Er stellte das Telefon auf lautlos und schäumte Milch auf. Das Abendessen bei ihrem Onkel und ihrer Tante war genau das, was Ilka jetzt brauchte.
Unter gar keinen Umständen durfte sie im Moment allein sein.
*
Die Stadt kam Marten leer vor ohne Ilka, die Kunstakademie wie ein fremder Ort. Lustlos lief er über die Flure. Er war auf dem Weg zu dem Arbeitskreis, den er mit einigen Studenten ins Leben gerufen hatte.
Sie vertieften Themen, teilten Informationen und tauschten Unterlagen aus. Vor allem jedoch arbeiteten sie auch praktisch zusammen. Gerade bereiteten sie ihre erste kleine interne Ausstellung vor, unabhängig vom Rundgang im Februar, an dem die Studenten jährlich zum Abschluss des Wintersemesters ihre Arbeiten zeigten.
Die Nachricht im Express war Tagesthema in der gesamten Akademie. Marten war ganz froh darüber, dass Ilka nicht hier war. Jeder hätte sie angesprochen und versucht, mehr zu erfahren.

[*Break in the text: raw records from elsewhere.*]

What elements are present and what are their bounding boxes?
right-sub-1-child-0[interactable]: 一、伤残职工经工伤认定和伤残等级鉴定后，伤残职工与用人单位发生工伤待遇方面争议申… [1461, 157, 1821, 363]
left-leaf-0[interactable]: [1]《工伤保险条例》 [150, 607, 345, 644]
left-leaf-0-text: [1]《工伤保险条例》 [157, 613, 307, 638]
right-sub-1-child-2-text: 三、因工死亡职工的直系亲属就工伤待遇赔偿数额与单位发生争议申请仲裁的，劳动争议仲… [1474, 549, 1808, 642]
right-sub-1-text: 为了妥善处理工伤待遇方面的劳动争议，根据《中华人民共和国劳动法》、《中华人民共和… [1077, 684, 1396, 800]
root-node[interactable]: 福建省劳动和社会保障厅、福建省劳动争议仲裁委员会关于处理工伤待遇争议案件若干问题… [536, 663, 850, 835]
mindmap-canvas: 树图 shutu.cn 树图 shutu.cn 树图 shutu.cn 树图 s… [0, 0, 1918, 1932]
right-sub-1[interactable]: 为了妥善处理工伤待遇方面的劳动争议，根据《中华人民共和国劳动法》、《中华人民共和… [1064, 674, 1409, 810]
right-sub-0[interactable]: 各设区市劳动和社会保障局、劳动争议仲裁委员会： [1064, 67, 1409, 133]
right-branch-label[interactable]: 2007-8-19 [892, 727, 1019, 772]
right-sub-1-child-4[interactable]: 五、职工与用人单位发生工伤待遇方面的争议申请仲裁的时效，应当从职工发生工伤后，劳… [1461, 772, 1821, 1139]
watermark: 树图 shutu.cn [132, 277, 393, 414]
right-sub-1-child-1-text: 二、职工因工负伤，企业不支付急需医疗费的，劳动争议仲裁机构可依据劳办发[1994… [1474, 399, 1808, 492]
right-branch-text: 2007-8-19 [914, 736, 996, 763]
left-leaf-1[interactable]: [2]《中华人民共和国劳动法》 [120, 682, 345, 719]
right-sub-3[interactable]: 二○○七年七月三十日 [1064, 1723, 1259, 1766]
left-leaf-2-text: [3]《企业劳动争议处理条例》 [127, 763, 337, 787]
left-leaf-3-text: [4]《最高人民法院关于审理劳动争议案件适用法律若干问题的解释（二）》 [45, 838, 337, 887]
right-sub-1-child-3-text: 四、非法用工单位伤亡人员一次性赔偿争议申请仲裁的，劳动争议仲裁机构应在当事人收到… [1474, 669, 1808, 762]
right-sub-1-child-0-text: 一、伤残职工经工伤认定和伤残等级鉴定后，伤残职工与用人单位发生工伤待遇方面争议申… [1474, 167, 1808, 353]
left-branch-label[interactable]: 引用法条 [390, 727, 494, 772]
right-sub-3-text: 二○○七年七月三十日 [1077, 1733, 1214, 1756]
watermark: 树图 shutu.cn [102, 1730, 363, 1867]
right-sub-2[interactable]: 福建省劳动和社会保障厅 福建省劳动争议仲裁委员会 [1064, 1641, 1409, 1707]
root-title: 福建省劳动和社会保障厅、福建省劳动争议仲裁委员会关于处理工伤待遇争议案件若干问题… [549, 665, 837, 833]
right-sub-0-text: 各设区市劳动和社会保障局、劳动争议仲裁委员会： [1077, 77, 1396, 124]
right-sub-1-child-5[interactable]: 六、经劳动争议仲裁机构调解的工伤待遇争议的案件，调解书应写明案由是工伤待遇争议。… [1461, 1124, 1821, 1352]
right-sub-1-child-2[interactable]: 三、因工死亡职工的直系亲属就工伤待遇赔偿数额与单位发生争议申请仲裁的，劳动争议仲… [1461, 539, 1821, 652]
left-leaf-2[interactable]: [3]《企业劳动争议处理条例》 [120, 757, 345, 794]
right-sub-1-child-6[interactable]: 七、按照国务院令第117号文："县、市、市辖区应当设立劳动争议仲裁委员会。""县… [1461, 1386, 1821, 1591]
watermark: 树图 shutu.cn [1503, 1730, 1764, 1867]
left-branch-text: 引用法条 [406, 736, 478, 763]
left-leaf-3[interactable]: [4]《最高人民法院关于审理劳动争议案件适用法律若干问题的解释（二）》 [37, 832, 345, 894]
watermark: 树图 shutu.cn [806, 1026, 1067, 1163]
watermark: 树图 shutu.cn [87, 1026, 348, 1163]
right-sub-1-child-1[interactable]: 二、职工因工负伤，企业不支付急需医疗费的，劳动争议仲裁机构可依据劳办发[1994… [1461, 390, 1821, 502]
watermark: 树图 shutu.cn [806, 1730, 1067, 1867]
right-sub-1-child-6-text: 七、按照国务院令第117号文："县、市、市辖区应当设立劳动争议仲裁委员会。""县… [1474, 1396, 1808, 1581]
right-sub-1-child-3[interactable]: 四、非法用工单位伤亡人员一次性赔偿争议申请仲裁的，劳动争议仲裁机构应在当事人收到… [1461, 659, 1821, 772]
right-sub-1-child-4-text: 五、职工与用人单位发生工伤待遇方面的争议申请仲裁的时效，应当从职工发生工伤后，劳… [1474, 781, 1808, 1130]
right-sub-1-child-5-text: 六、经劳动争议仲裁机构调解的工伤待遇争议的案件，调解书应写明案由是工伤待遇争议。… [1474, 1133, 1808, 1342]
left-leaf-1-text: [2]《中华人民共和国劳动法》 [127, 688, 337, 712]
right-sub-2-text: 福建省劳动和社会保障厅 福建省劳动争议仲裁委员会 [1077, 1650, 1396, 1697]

Sogar ihn hatten sie schon zu löchern versucht.
Du bist doch mit Ilka befreundet.
Es schmeichelte ihm, diesen Satz zu hören. Es tat ihm gut, Ilka auf diese Weise nah zu sein. Aber natürlich stimmte er nicht. Jedenfalls nicht in dem Maß, in dem Marten sich eine Freundschaft mit Ilka wünschte.
Wenig später betrat er den Werkraum, in dem die Arbeitsgruppe verabredet war. Sie diskutierten ihre Arbeiten und legten den Zeitrahmen fest, der ihnen noch zur Fertigstellung zur Verfügung stand.
Sie hatten sich für ein gemischtes Projekt entschieden. Bilder, Skulpturen und Fotografien waren entstanden. Und das Bühnenbild zu einem Theaterstück, das es nicht gab.
Marten hatte sich an einer Gipsfigur versucht. Einem Zwitterwesen, halb Mann und halb Frau, die eine Hälfte weiblich rund, die andere kantig und hart, mit deutlich maskulinen Zügen.
Eine Variante seines Lieblingsthemas.
Sie und ich.
Doch das verriet er keinem.
Er war nicht bei der Sache, seine Gedanken schweiften immer wieder ab. Ilka war nach Hause gefahren, und das bedeutete gleichzeitig: zu Mike, der das unverschämte Glück hatte, mit ihr leben zu dürfen. Er teilte ihren Alltag, ging mit ihr ins Bett und wachte morgens neben ihr auf.
Liebte sie …
Stell es dir nicht vor, sagte Marten sich. Lass die Bilder nicht zu.